Data from HM Revenue and Customs (HMRC) show that in April 2020, just under 1,650,000 employees in the sector were on furlough as businesses paused trading, falling to just under 590,000 employees furloughed at the end of May 2021. This represents 25% of all furloughed employees.
As we moved through the pandemic, the hospitality sector adapted to the changing restrictions, with the proportion of businesses temporarily closed falling from 81% in the spring 2020 lockdown to 54% in the early 2021 lockdown.
Business turnover also reflected this change, showing higher revenue in early 2021 than in spring 2020. In May 2020, turnover was just over £1.2bn, compared with £3.4 billion in March 2021. This rose further to £6.9bn by May 2021 after restrictions were partially eased, the highest figure since August 2020. Although this is still around 25% lower than its 2019 level.
This revival was particularly strong for the restaurant and mobile food service activities sub-sector where turnover in May 2021 was £3.3bn, five and a half times what it was in May 2020; this is likely to be because more restaurants were able to provide takeaway services and outdoor dining was permitted.3. Performance within the hospitality sector
The coronavirus pandemic has highlighted and heightened differences across society and economy, and the hospitality sector is no exception.

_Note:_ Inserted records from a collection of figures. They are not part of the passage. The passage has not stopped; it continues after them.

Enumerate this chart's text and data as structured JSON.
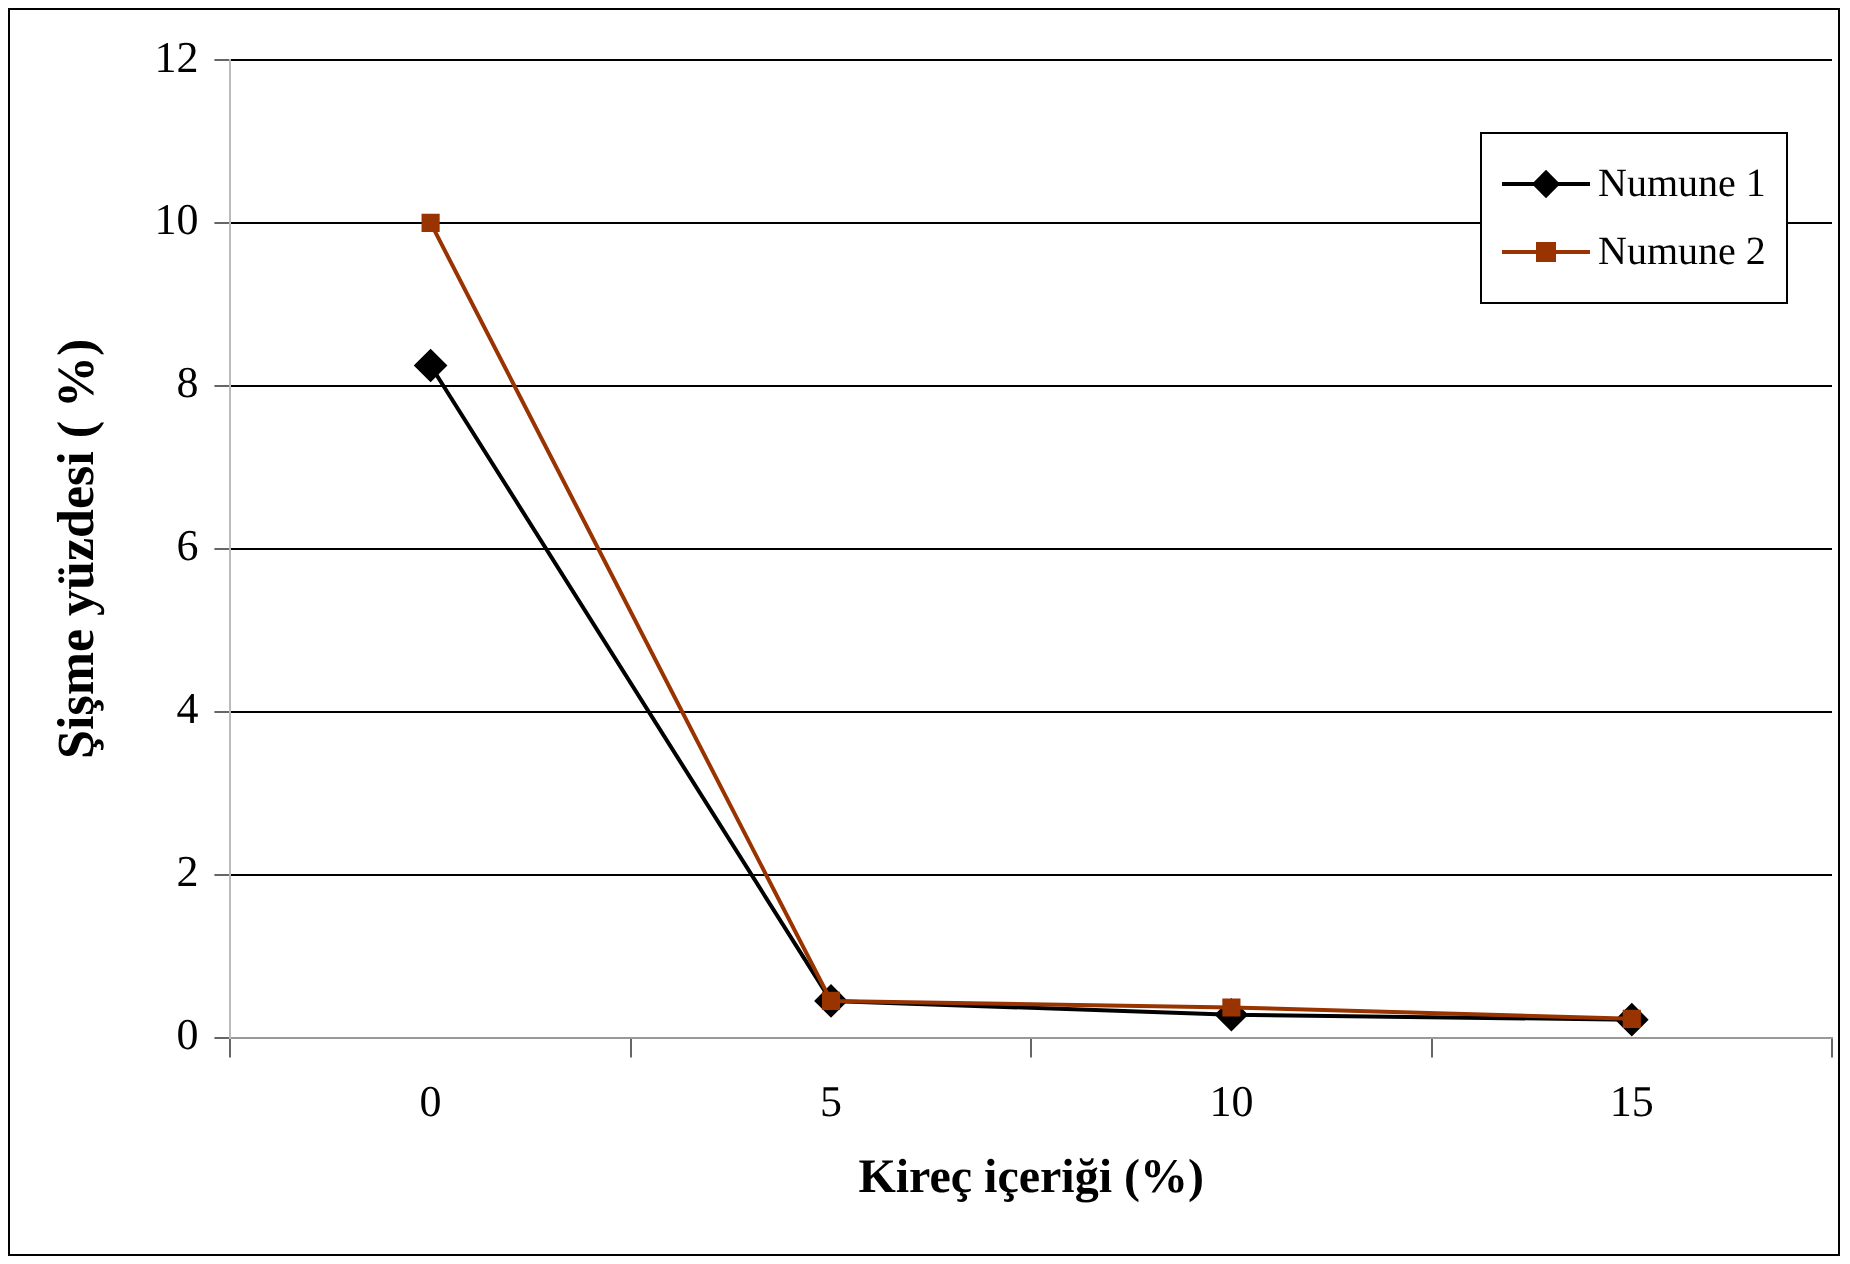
{
  "chart_data": {
    "type": "line",
    "xlabel": "Kireç içeriği (%)",
    "ylabel": "Şişme yüzdesi ( %)",
    "categories": [
      "0",
      "5",
      "10",
      "15"
    ],
    "series": [
      {
        "name": "Numune 1",
        "color": "#000000",
        "marker": "diamond",
        "values": [
          8.25,
          0.45,
          0.28,
          0.22
        ]
      },
      {
        "name": "Numune 2",
        "color": "#993300",
        "marker": "square",
        "values": [
          10,
          0.45,
          0.37,
          0.23
        ]
      }
    ],
    "ylim": [
      0,
      12
    ],
    "yticks": [
      0,
      2,
      4,
      6,
      8,
      10,
      12
    ],
    "grid": "y",
    "legend": "top right",
    "line_style": "solid"
  }
}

While the sector itself has been severely affected, some sub-sectors within have fared better than others. Overall, turnover for the hospitality sector has remained below its 2019 levels throughout the pandemic, with May 2021 25% lower than May 2019.

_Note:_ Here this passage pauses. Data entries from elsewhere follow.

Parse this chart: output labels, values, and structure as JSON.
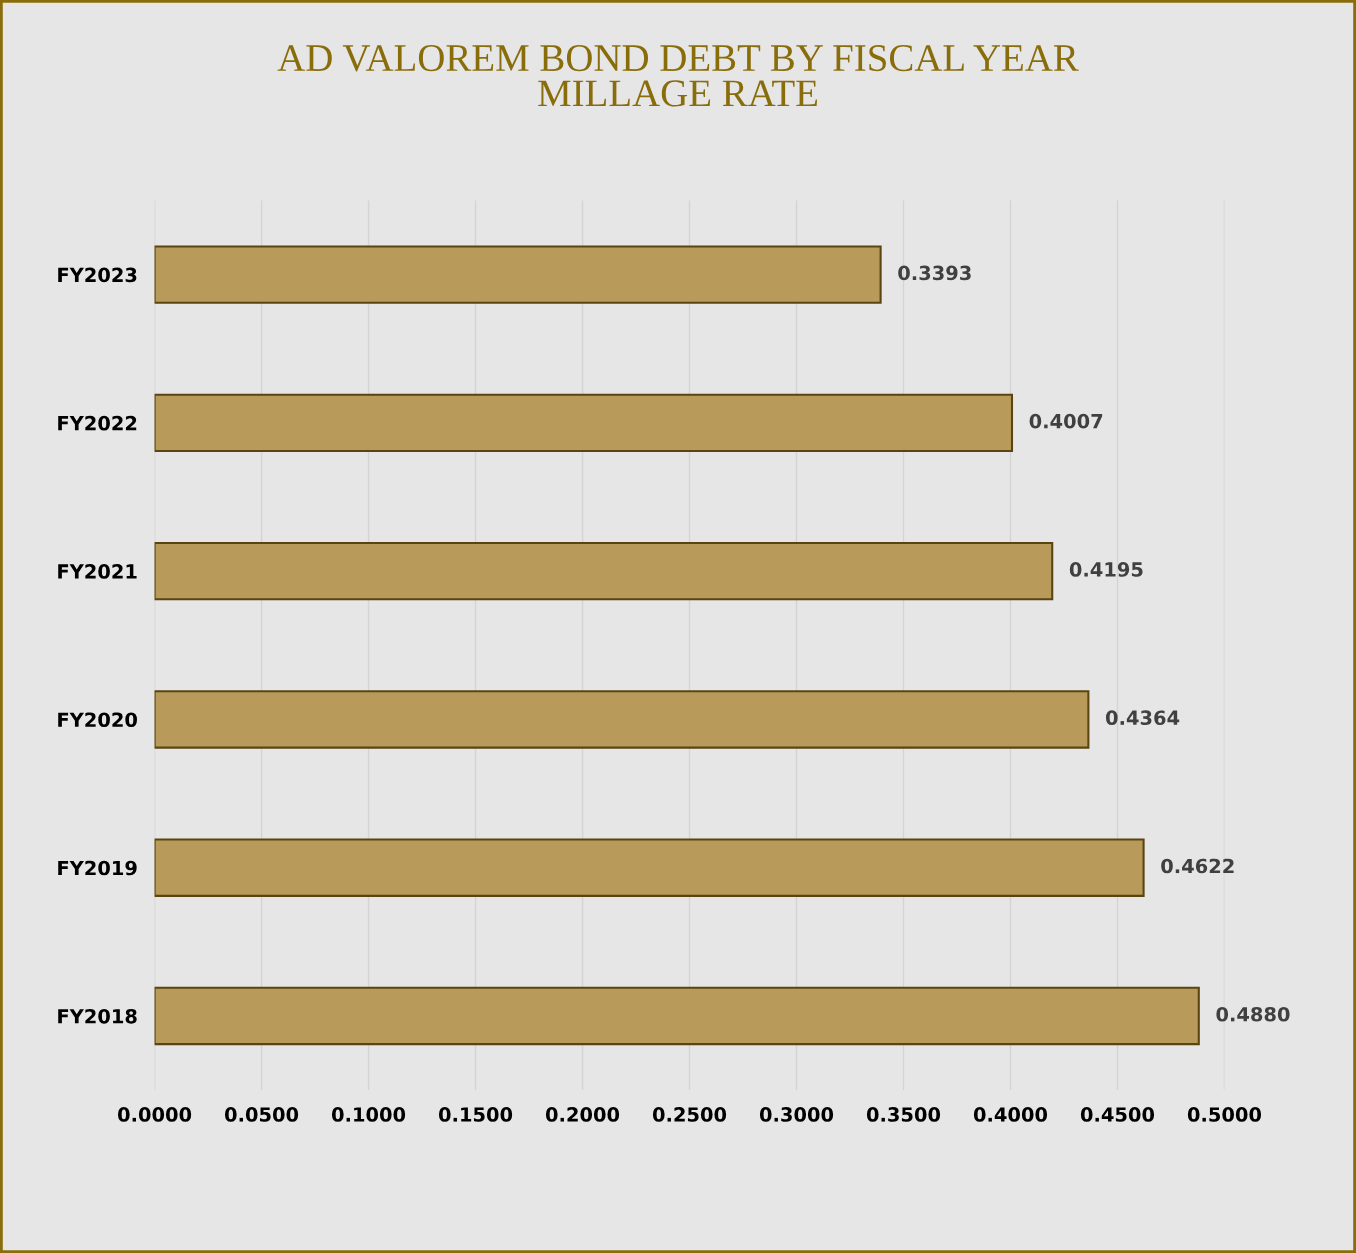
{
  "chart_data": {
    "type": "bar",
    "orientation": "horizontal",
    "title": "AD VALOREM BOND DEBT BY FISCAL YEAR\nMILLAGE RATE",
    "categories": [
      "FY2023",
      "FY2022",
      "FY2021",
      "FY2020",
      "FY2019",
      "FY2018"
    ],
    "values": [
      0.3393,
      0.4007,
      0.4195,
      0.4364,
      0.4622,
      0.488
    ],
    "value_labels": [
      "0.3393",
      "0.4007",
      "0.4195",
      "0.4364",
      "0.4622",
      "0.4880"
    ],
    "color": "#b89a5a",
    "xlim": [
      0,
      0.5
    ],
    "xticks": [
      {
        "value": 0,
        "label": "0.0000"
      },
      {
        "value": 0.05,
        "label": "0.0500"
      },
      {
        "value": 0.1,
        "label": "0.1000"
      },
      {
        "value": 0.15,
        "label": "0.1500"
      },
      {
        "value": 0.2,
        "label": "0.2000"
      },
      {
        "value": 0.25,
        "label": "0.2500"
      },
      {
        "value": 0.3,
        "label": "0.3000"
      },
      {
        "value": 0.35,
        "label": "0.3500"
      },
      {
        "value": 0.4,
        "label": "0.4000"
      },
      {
        "value": 0.45,
        "label": "0.4500"
      },
      {
        "value": 0.5,
        "label": "0.5000"
      }
    ],
    "grid": "x",
    "legend": false
  }
}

Looking at sub-sectors of hospitality, campsites have performed relatively better. Data from the Monthly Business Survey (MBS) show campsites and related activities was the only sub-sector to have had periods of growth during the pandemic, with turnover higher in summer and parts of winter 2020, compared with 2019 levels.
This is likely because holiday makers followed government advice to avoid foreign holidays by switching to domestic holidays such as camping, and self-catered accommodation. Such holidays have also faced fewer restrictions and are more compatible with social distancing measures.

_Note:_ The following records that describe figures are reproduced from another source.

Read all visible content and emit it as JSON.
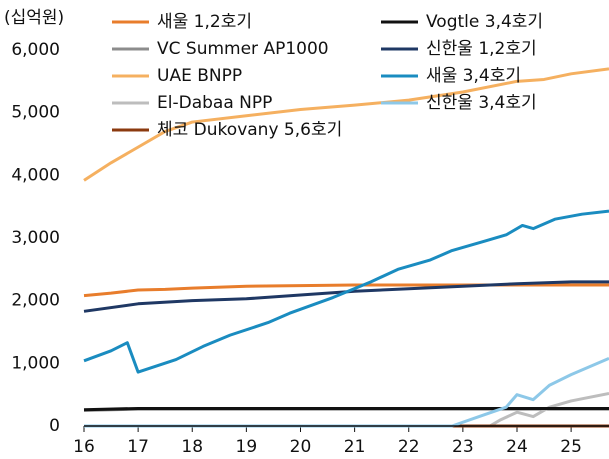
{
  "chart_data": {
    "type": "line",
    "unit_label": "(십억원)",
    "xlim": [
      16,
      25.7
    ],
    "xticks": [
      16,
      17,
      18,
      19,
      20,
      21,
      22,
      23,
      24,
      25
    ],
    "ylim": [
      0,
      6000
    ],
    "yticks": [
      0,
      {
        "value": 1000,
        "label": "1,000"
      },
      {
        "value": 2000,
        "label": "2,000"
      },
      {
        "value": 3000,
        "label": "3,000"
      },
      {
        "value": 4000,
        "label": "4,000"
      },
      {
        "value": 5000,
        "label": "5,000"
      },
      {
        "value": 6000,
        "label": "6,000"
      }
    ],
    "grid": false,
    "series": [
      {
        "name": "새울 1,2호기",
        "color": "#e87d2c",
        "x": [
          16,
          16.5,
          17,
          17.5,
          18,
          19,
          20,
          21,
          22,
          23,
          24,
          25,
          25.7
        ],
        "values": [
          2080,
          2120,
          2170,
          2180,
          2200,
          2230,
          2240,
          2250,
          2250,
          2250,
          2250,
          2250,
          2250
        ]
      },
      {
        "name": "VC Summer AP1000",
        "color": "#8c8c8c",
        "x": [
          16,
          17,
          18,
          19,
          20,
          21,
          22,
          23,
          24,
          25,
          25.7
        ],
        "values": [
          250,
          270,
          270,
          270,
          270,
          270,
          270,
          270,
          270,
          270,
          270
        ]
      },
      {
        "name": "UAE BNPP",
        "color": "#f5b060",
        "x": [
          16,
          16.5,
          17,
          17.5,
          18,
          19,
          20,
          21,
          22,
          23,
          24,
          24.5,
          25,
          25.7
        ],
        "values": [
          3920,
          4200,
          4450,
          4700,
          4850,
          4950,
          5050,
          5120,
          5200,
          5330,
          5500,
          5530,
          5620,
          5700
        ]
      },
      {
        "name": "El-Dabaa NPP",
        "color": "#bdbdbd",
        "x": [
          16,
          23.5,
          23.7,
          24,
          24.3,
          24.6,
          25,
          25.7
        ],
        "values": [
          0,
          0,
          100,
          220,
          150,
          300,
          400,
          520
        ]
      },
      {
        "name": "체코 Dukovany 5,6호기",
        "color": "#8b3a0f",
        "x": [
          16,
          25.7
        ],
        "values": [
          0,
          0
        ]
      },
      {
        "name": "Vogtle 3,4호기",
        "color": "#111111",
        "x": [
          16,
          17,
          18,
          19,
          20,
          21,
          22,
          23,
          24,
          25,
          25.7
        ],
        "values": [
          260,
          280,
          280,
          280,
          280,
          280,
          280,
          280,
          280,
          280,
          280
        ]
      },
      {
        "name": "신한울 1,2호기",
        "color": "#1f3864",
        "x": [
          16,
          17,
          18,
          19,
          20,
          21,
          22,
          23,
          24,
          25,
          25.7
        ],
        "values": [
          1830,
          1950,
          2000,
          2030,
          2090,
          2150,
          2190,
          2230,
          2270,
          2300,
          2300
        ]
      },
      {
        "name": "새울 3,4호기",
        "color": "#1a8cc0",
        "x": [
          16,
          16.5,
          16.8,
          17,
          17.7,
          18.2,
          18.7,
          19.4,
          19.8,
          20.6,
          21.3,
          21.8,
          22.4,
          22.8,
          23.4,
          23.8,
          24.1,
          24.3,
          24.7,
          25.2,
          25.7
        ],
        "values": [
          1040,
          1200,
          1330,
          860,
          1060,
          1270,
          1450,
          1650,
          1800,
          2050,
          2300,
          2500,
          2650,
          2800,
          2950,
          3050,
          3200,
          3150,
          3300,
          3380,
          3430
        ]
      },
      {
        "name": "신한울 3,4호기",
        "color": "#8dc8e8",
        "x": [
          16,
          22.8,
          23.3,
          23.8,
          24,
          24.3,
          24.6,
          25,
          25.7
        ],
        "values": [
          0,
          0,
          150,
          300,
          500,
          420,
          650,
          820,
          1080
        ]
      }
    ]
  }
}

Pubs and nightclubs have been one of the worst affected sub-sectors; turnover in May 2021 was 39% lower than May 2019 and has consistently remained below 2019 levels since the pandemic began. In the case of pubs, this is likely a consequence of businesses being closed or disrupted for long stretches at a time.
Pubs have been less able to offer a takeaway service when closed and have had partial restrictions, such as earlier closing times and substantial requirements around eating even when open. Nightclubs have remained closed by law since March 2020.4. Future of hospitality jobs
Most economic indicators point to the start of a recovery for businesses in the hospitality sector, with the labour market showing similar trends. Since early April 2021, furlough rates in the hospitality sector have been declining. The highest recorded level of furloughed staff was approximately 1.6 million in April 2020; this figure fell to its lowest point since furlough began - 0.6 million in May 2021.
The furlough scheme has now started winding down, with the payment provided to employers reducing from 80% of employees' wages, to 70% in July 2021, falling further to 60% in August. This may lead to further reductions in furloughed employees in the sector.